Вместе с лейтенантовой красной книжечкой забрал он также и Володины бумаги. Лейтенант все держал руку у козырька.

— Нате возьмите, — сказал Степа. — Занимайтесь своим делом. Можете идти.

— Слушаюсь, товарищ депутат, — сказал лейтенант.

Опять отирал Даргиничев пот с лица.

— Вот так с ними надо, — сказал Володе, — с этими блюстителями порядка. Им только чуть-чуть поддайся — они тебя разделают под орех.
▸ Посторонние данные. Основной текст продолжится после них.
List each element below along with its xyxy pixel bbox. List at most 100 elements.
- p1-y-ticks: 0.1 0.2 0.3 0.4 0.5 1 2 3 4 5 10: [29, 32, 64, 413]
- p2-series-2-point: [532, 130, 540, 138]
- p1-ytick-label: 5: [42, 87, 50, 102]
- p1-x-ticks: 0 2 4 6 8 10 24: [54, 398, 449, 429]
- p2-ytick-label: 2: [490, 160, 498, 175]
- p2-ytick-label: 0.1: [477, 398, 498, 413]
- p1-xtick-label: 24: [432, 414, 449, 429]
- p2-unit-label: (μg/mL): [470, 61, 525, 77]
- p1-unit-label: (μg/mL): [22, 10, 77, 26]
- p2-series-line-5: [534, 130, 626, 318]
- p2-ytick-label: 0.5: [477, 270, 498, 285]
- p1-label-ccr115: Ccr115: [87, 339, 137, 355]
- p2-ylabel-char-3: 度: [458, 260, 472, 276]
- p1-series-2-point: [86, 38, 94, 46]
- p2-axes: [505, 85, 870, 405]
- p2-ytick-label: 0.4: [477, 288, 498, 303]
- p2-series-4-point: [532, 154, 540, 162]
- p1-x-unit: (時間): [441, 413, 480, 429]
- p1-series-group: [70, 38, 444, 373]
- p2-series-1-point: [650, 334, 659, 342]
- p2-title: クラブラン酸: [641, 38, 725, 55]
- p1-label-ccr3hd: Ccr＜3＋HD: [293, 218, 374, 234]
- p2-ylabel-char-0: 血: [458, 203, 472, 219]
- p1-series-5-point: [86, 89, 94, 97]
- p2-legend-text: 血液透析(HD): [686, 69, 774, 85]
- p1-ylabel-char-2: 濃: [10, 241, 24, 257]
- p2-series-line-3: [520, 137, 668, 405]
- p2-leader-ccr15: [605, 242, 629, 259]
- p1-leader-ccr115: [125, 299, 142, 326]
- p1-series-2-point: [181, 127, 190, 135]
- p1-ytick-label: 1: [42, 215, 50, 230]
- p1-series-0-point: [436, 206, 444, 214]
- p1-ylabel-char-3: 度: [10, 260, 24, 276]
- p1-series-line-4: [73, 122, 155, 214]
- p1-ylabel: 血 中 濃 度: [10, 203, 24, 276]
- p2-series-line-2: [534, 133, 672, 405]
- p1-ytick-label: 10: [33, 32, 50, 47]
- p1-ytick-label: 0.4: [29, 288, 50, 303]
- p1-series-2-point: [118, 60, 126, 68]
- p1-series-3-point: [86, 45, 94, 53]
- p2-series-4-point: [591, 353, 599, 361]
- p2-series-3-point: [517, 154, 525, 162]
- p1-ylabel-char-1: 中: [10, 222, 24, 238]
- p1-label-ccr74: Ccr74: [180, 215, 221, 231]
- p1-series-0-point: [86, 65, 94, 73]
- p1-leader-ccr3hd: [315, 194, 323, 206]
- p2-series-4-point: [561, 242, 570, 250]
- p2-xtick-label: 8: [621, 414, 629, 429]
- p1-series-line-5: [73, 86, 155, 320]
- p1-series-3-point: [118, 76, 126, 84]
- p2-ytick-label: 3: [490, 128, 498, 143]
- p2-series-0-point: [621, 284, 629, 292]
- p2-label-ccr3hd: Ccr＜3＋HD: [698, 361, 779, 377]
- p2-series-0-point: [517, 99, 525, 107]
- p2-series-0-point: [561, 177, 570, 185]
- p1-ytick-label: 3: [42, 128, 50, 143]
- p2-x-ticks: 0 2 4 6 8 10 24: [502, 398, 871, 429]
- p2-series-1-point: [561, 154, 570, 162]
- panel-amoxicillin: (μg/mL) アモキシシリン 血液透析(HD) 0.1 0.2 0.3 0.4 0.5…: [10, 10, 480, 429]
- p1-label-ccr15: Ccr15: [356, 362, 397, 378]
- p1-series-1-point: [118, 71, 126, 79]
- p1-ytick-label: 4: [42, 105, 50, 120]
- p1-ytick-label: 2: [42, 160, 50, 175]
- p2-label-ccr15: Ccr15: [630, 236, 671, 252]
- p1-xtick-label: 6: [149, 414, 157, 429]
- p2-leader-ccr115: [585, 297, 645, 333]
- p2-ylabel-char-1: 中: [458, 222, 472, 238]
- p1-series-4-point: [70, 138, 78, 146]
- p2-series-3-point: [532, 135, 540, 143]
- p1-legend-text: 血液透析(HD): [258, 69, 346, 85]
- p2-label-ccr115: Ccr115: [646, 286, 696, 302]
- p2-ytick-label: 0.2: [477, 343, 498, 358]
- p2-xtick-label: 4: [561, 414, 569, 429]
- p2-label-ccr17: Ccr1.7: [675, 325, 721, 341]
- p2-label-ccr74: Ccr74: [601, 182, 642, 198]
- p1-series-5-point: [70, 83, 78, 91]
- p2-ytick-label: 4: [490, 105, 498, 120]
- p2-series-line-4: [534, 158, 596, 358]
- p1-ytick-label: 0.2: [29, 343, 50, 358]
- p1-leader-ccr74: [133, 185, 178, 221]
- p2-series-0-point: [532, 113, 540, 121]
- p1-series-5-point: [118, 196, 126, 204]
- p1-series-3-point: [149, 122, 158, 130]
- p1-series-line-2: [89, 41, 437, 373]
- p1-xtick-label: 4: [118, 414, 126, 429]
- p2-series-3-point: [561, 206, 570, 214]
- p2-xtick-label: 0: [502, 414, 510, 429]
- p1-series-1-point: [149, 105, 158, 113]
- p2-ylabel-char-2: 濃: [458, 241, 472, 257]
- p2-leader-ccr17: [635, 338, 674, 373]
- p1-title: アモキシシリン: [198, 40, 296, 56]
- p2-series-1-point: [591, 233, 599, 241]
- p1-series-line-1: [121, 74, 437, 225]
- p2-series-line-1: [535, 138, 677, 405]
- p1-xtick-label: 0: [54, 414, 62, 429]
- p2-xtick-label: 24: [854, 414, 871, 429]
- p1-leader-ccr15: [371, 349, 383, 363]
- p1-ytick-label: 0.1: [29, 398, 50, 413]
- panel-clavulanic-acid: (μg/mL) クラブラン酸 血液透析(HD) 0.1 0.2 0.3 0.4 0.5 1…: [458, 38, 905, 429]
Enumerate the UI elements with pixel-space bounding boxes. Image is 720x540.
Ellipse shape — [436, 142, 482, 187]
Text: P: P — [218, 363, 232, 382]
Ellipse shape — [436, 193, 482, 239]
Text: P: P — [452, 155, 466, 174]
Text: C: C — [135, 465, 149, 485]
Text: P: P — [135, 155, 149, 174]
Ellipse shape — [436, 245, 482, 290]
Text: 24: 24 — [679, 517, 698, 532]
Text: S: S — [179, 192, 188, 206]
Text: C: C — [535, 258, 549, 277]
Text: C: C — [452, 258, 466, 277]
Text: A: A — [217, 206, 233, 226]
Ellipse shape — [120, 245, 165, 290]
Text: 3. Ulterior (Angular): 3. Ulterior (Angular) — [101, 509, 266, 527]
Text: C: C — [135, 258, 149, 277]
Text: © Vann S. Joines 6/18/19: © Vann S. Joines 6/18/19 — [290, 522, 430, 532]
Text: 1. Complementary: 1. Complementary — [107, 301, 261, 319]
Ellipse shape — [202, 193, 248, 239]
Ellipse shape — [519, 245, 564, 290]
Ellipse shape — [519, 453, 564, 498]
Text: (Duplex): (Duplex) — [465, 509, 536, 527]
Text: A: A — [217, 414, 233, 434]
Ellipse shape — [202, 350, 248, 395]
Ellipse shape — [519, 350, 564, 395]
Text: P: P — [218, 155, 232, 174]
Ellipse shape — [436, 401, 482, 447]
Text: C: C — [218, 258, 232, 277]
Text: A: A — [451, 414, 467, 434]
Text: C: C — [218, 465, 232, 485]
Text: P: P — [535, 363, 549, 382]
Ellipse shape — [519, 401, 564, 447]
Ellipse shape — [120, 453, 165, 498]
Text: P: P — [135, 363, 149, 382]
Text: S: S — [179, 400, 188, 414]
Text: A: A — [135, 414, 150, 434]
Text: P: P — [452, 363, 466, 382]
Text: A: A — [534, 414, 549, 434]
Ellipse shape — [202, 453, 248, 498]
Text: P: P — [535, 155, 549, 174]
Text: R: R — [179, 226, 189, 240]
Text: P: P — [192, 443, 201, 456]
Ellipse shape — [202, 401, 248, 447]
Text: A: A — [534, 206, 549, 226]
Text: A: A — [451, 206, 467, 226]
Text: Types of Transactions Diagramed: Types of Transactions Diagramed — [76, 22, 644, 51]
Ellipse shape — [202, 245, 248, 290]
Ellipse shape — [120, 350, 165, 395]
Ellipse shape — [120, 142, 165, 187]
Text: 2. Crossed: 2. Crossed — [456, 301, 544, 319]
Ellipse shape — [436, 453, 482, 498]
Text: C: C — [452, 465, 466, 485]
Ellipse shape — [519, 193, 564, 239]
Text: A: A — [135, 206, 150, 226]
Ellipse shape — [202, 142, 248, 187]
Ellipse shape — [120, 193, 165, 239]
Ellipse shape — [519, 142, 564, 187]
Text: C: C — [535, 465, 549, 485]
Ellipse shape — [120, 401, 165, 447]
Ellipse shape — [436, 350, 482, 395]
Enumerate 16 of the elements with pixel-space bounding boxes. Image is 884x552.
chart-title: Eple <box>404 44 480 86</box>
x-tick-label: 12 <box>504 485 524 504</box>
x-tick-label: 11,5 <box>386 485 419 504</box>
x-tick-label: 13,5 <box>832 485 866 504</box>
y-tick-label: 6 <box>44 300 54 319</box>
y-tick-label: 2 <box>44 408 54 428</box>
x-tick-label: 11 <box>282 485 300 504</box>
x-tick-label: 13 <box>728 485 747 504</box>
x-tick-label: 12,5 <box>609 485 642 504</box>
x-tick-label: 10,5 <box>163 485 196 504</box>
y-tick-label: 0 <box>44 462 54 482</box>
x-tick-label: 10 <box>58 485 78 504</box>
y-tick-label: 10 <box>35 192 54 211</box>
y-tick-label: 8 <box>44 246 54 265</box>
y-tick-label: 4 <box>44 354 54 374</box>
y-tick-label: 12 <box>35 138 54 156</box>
Володя счастливо сиял. Хорошо шоферу с таким хозяином. Ехали они, ехали, и толпа не кончалась, не убывала, розовые шарики летали в воздухе. Володя спрашивал у прохожих, где улица Стрепетова, но никто не знал этой улицы.

3

...Всю зиму Даргиничев собирался письмо написать Нине Игнатьевне Нестеренко. Но что писать? Для чего? Беспокоился Степа, и поделиться не с кем. К Макару Тимофеевичу Гатову ездил в Островенское, но тот весь в мережах своих погряз, деревенским стал дедушкой. Не советчик. О дочке думал Степан Гаврилович. Если она рождения сорок третьего года, то что же выходит? Степан откладывал на пальцах месяцы с апрельской той ночи... Однажды он видел во сне, что летит в Копенгаген. Так и сказали по радио: «Следующая остановка — Копенгаген». И девушка-стюардесса при всем народе села к нему на колени, спросила: «Папа, тебе что принести, нарзану или боржому?»